Mes anges ont terriblement à faire avec leur créature. Je pris la liberté de leur envoyer, il y a quelque temps, un paquet pour madame du Deffand. Il y avait dans ce paquet une lettre (1), et, dans cette lettre, je lui disais : Rendez le paquet aux anges quand vous l’aurez lu, afin qu’ils s’en amusent. Je n’ai point entendu parler depuis de mon paquet.

 

 

 

Le Droit du Seigneur vaut mieux que le Zulime ; et cependant vous faites jouer Zulime.

 

 

 

Olympie ou Cassandre vaut mieux que le Droit du Seigneur ; qu’en faites-vous ?

 

 

 

Nota bene qu’au commencement du troisième acte le curé d’Ephèse dit :

 

 

 

Peuple, secondez-moi.

 

         

 

          Je n’aime pas qu’on accoutume les prêtres à parler ainsi ; cela sent la sédition ; cela ressemble trop à Malagrida et à ce boucher de Joad : mes prêtres, chez moi, doivent prier Dieu, et ne point se battre.
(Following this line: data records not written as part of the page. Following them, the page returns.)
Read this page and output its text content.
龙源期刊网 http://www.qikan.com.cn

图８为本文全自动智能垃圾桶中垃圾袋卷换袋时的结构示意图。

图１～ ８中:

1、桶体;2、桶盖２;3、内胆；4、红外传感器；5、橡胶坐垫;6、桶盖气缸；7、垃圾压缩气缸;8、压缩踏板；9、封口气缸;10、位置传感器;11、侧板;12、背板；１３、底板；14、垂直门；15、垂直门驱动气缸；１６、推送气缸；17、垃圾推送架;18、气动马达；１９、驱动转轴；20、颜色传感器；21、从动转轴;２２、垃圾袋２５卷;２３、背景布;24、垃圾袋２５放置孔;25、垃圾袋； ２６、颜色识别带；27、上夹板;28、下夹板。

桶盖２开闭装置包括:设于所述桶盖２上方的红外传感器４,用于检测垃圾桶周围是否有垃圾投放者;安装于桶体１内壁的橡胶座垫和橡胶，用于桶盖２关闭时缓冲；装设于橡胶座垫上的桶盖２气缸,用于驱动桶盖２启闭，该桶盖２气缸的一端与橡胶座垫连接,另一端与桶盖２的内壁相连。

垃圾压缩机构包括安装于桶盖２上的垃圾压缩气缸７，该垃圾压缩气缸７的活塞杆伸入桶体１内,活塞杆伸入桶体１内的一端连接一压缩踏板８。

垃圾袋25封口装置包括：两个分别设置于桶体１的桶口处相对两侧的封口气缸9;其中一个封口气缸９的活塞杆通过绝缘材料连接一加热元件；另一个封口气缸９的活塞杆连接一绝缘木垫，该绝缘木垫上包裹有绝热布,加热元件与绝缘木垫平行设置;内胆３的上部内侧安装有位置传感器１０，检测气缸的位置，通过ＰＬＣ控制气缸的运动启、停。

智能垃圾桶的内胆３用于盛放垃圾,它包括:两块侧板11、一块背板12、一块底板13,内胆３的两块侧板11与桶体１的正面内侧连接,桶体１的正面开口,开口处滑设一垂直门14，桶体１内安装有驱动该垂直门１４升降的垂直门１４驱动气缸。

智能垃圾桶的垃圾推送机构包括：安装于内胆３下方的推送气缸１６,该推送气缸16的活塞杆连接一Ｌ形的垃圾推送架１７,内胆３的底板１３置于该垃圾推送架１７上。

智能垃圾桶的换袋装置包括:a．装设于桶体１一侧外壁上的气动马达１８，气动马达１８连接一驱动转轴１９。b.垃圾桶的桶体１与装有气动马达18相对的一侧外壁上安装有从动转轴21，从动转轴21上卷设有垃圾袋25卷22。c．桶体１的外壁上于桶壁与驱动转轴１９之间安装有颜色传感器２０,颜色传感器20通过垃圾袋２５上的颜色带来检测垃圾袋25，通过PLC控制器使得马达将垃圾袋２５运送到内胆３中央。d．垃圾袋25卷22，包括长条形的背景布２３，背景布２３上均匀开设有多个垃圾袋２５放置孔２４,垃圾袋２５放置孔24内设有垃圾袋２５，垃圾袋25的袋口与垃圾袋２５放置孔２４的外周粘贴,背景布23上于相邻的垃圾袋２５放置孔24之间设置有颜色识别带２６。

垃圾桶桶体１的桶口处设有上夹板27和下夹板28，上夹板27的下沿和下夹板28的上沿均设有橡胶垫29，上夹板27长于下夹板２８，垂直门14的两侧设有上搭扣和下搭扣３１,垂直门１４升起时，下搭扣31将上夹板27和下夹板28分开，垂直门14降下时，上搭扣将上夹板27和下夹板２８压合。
Je vous supplie de vouloir bien faire mettre à la place :

 

 

 

Dieu vous parle par moi.

 

 

 

          Un petit mot de Malagrida et de l’Espagne, je vous en prie.

 

 

 

          J’ignore l’auteur des Car (2) ; mais Le Franc de Pompignan mérite correction ; il serait un persécuteur s’il était en place. Il faut l’écarter à force de ridicules. Ah ! s’il s’agissait d’un autre que d’un fils de France (3), quel beau champ ! quel plaisir ! Marie Alacoque n’était pas un plus heureux sujet. Mais apparemment l’auteur des Car est un homme sage, qui a craint de souffleter Le Franc sur la joue respectable d’un prince dont la mémoire est aussi chère que la plume de son historien est impertinente.

 

 

 

          Dites-moi donc quelque chose de l’Espagne en revenant d’Ephèse (4).

 

 

 

          J’ai lu le Mémoire historique : « Il m’a donné un soufflet, mais je lui ai bien dit son fait. » Je crois que ce mémoire échauffera tous les honnêtes gens, tous les bons citoyens.

 

 

 

          L’île Miquelon et un commissaire anglais (5) sont quelque chose de si humiliant, qu’il faut donner la moitié de son bien pour courir après l’autre, et pour faire la paix sur les cendres de Magdebourg : c’est mon avis. O Espagne ! secours-nous donc ; nous t’avons tant secourue !

 

 

 

          Pardon, ô anges !

 

 

 

 

 

1 – Est-ce la lettre du 16 Septembre ? (G.A.)

 

 

 

2 – Voyez aux FACÉTIES. (G.A.)

 

 

 

3 – Le Franc avait dédié son Eloge historique de monseigneur le duc de Bourgogne au dauphin et à la dauphine, père et mère de ce prince, et dans sa dédicace il attaquait les philosophes. (G.A.)

 

 

 

4 – C’est-à-dire après avoir lu Olympie. (G.A.)

 

 

 

5 – L’Angleterre proposait de céder l’île Saint-Pierre à la France avec le droit  de résidence d’un commissaire anglais, et elle gardait pour elle l’île Miquelon (G.A.)